A plotless compendium of tall
tales, with many differently-bodied people to detain the camera
eye, Big Fish comes close to being Tim Burton In A Nutshell.
Whatever manic gothic energy distinguished his early films (Pee-wee's
Big Adventure, Beetlejuice, parts of Batman)
is gone, replaced by smooth, unobtrusive filmmaking, as if Burton
had finally developed the patience to let a movie unfold (to
be fair, 1994's Ed
Wood pointed towards a new, mature style for him). Edward's
stories ramble, and so the movie does, too. Helena Bonham Carter,
who I'm beginning to think does her warmest work for Burton (she
was the humanistic heart of his Planet
of the Apes remix), turns up in two roles, as a one-eyed
witch (whose glass eye tells you how you're going to die) and
as a native of Spectre who benefits from Edward's generosity.

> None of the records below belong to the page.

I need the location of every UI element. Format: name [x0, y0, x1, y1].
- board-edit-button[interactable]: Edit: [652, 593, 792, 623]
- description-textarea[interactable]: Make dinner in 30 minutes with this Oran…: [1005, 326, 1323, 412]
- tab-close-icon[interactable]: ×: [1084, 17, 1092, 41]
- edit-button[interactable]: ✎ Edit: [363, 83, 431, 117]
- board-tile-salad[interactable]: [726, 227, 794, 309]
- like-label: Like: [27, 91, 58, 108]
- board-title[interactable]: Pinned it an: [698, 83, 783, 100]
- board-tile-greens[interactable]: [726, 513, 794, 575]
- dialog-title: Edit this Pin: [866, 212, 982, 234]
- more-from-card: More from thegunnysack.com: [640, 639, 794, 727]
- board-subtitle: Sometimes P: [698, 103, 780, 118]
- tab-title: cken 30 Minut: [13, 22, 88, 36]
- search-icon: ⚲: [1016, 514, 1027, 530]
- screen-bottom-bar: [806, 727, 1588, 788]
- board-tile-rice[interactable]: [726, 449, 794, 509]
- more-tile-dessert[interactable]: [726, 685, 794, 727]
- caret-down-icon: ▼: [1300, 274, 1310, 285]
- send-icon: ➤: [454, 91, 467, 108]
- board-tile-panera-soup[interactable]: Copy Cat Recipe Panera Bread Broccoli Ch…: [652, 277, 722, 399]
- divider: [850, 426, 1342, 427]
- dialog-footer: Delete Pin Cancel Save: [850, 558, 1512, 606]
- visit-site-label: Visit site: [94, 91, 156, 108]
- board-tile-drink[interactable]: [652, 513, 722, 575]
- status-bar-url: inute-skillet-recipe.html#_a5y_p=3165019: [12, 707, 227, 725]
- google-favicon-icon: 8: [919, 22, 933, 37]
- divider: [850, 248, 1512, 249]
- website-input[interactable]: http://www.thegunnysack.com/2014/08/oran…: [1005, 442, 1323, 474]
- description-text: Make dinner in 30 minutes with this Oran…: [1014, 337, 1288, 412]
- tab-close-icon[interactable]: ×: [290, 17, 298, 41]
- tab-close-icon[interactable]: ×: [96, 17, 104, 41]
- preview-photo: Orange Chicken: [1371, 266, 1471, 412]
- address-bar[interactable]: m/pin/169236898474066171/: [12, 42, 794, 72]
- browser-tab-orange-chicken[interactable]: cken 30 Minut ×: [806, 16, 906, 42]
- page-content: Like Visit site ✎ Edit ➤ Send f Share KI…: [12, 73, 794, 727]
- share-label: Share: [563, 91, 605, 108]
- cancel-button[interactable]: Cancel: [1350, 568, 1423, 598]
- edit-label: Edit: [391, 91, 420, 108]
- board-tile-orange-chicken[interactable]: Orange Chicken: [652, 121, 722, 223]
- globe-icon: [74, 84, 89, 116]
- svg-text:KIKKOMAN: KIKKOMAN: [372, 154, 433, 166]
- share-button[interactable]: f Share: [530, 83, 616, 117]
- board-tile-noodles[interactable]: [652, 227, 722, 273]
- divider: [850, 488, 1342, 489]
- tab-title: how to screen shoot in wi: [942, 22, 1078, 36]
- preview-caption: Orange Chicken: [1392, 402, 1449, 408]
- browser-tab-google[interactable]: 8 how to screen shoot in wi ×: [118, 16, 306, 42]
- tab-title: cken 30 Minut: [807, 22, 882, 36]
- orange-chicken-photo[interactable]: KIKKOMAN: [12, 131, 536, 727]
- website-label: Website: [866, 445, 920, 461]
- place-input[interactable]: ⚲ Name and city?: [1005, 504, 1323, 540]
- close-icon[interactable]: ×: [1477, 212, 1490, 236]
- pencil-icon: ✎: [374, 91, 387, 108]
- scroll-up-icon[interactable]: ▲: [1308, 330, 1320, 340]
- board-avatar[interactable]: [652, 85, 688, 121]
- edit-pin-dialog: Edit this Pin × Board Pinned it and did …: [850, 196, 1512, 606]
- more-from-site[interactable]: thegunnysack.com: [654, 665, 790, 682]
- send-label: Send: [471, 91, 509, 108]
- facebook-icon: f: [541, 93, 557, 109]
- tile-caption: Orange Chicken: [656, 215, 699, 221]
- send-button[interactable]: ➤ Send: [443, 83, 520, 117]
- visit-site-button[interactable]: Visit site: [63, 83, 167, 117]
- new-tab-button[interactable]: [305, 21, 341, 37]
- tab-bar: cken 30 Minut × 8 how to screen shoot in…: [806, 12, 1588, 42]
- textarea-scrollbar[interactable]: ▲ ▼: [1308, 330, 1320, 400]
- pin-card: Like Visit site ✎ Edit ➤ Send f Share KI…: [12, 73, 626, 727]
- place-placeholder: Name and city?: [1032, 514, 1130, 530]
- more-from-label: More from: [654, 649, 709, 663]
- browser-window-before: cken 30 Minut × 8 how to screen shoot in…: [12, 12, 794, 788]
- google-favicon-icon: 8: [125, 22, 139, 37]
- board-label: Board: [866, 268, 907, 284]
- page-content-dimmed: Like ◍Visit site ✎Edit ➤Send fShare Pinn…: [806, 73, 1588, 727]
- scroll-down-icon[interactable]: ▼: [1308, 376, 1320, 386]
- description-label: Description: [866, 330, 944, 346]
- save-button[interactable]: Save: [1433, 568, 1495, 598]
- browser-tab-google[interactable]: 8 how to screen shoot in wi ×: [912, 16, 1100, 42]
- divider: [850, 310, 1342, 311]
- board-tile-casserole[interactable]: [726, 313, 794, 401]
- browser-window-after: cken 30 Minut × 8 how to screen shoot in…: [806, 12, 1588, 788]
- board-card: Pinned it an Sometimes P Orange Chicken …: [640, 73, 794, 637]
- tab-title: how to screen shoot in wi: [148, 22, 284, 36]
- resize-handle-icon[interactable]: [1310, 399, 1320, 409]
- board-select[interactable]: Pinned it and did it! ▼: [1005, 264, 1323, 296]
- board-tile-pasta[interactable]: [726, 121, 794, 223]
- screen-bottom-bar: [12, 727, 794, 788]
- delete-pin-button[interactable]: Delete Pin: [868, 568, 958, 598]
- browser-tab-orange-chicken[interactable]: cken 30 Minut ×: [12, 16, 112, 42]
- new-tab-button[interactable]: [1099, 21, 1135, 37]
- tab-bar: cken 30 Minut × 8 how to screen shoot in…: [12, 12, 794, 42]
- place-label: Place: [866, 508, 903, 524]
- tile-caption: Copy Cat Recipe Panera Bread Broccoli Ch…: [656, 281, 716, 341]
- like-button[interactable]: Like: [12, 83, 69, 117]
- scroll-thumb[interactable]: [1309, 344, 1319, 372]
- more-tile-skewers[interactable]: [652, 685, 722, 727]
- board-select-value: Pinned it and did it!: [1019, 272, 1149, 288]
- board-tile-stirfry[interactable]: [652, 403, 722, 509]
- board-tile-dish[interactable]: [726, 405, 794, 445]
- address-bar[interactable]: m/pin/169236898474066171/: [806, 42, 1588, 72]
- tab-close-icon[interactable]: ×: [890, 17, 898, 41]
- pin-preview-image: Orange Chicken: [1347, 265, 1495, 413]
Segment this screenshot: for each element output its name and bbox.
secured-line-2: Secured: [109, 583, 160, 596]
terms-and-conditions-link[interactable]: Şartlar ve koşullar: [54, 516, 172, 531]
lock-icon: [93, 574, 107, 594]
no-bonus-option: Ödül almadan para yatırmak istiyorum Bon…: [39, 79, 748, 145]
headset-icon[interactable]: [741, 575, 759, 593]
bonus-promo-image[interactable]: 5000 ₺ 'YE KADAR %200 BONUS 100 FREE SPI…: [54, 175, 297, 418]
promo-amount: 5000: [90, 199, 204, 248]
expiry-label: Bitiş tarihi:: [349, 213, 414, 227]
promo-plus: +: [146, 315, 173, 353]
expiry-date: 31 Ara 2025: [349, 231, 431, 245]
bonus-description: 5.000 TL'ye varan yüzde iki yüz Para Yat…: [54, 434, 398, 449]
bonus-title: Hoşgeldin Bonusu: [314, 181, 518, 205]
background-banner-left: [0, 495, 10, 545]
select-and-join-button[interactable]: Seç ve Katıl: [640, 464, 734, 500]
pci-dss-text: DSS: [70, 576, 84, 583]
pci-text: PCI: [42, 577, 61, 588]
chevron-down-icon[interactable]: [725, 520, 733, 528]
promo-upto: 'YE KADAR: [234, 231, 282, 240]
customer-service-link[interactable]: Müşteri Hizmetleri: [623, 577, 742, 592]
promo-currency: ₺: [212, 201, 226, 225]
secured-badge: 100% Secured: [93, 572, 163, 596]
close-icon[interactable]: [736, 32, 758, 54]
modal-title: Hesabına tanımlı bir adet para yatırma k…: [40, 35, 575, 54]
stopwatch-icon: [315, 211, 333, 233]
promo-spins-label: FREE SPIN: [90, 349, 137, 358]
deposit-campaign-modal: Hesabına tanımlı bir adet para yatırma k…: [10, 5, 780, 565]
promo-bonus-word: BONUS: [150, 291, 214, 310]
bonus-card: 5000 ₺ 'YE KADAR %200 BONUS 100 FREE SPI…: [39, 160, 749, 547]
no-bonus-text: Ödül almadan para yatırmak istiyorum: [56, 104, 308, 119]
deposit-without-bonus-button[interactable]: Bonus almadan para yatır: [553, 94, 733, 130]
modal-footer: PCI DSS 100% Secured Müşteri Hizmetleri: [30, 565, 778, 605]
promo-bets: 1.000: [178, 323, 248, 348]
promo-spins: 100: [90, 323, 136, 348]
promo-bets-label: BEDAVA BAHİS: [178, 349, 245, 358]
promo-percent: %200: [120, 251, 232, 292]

It's typical of the movie that it never quite tells us
whether the two characters are really the same person.
In his travels, Edward bumps
into the likes of Danny DeVito (as a carny barker) and Steve
Buscemi (as a poet whose work is eternally "in progress").
Really, pretty much everyone Edward meets is a kind of storyteller,
or a character out of a fairytale. Are they real? The final scene
tells us but doesn't tell us. After a career of literal-minded
ghoulies and phantasms, Tim Burton has discovered ambiguity.
The filmmaking shows the assured control of a master summing
up his filmography at the twilight of his career, which may be
why I balk at Burton doing something like this at age forty-five.
I'd hate to think there isn't more where this comes from.